Senator Chuck Grassley sent the following response to TheIowaRepublican.com regarding a column by Nathan Tucker that was published on Sunday:
Whether or not the 14th amendment applies to the current debate about the national debt ceiling, and I haven’t argued that it does or does not, Washington needs to respond directly to the message sent by voters in the last election. The message was that Washington overspends, and the overspending needs to stop. The debt-ceiling debate has forced a liberal president to move away from the do-nothing budget he sent to Congress in February, one which the Senate rejected on a 97 to 0 vote, to negotiations about reducing government borrowing by least $2 trillion dollars.
Substantial spending reductions need to happen, and no more excuses should be found to avoid it. In fact, dodging the issue is just why I voted last week for a procedure that would bring up debate on a resolution offered by Senator Harry Reid. I don’t agree with his resolution, but bringing it up was a way to try to force an actual debate in the Senate about the federal budget. It’s been well over two years since the Democratic majority in the United States Senate has passed a federal budget.

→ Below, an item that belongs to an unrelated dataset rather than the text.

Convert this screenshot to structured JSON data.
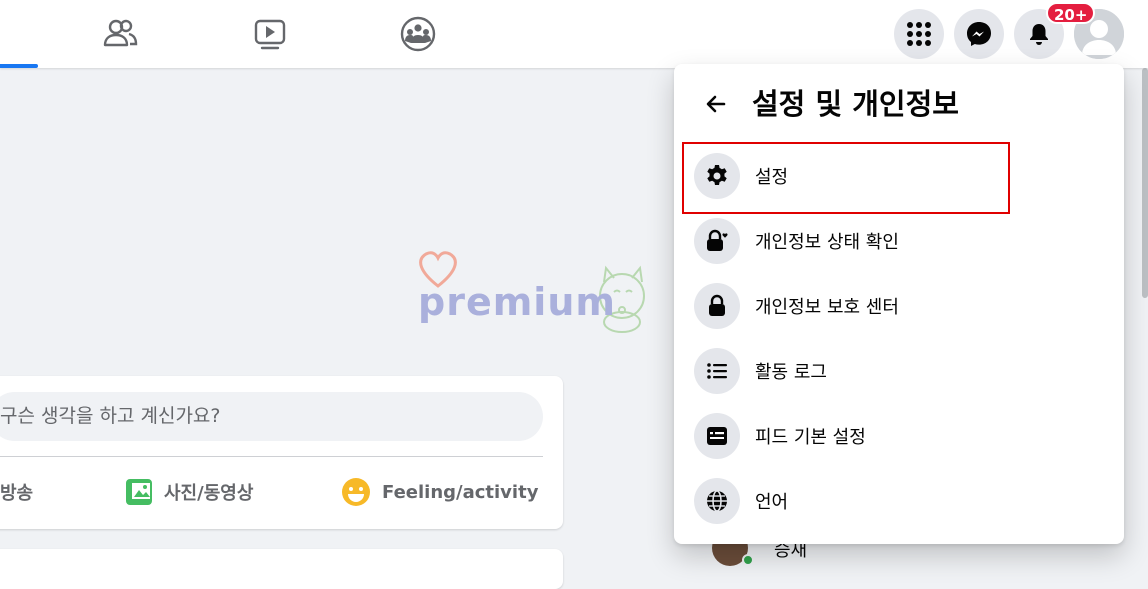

During just the last two years (in this budget-free zone), spending has increased 22 percent, not even counting the failed stimulus program. The federal debt has surpassed $14 trillion. Unfortunately, yesterday, Senator Reid again abdicated his responsibility for a responsible debate by blocking Republicans from offering amendments. I voted to stop Reid’s resolution as it became clear that his only intention, again, was to prevent any debate or Senate effort to take on the nation’s fiscal challenges.
Those of us who want to stop the spending spree need to keep the pressure on for meaningful action on legislation to reverse today’s legacy of debt for the next generation.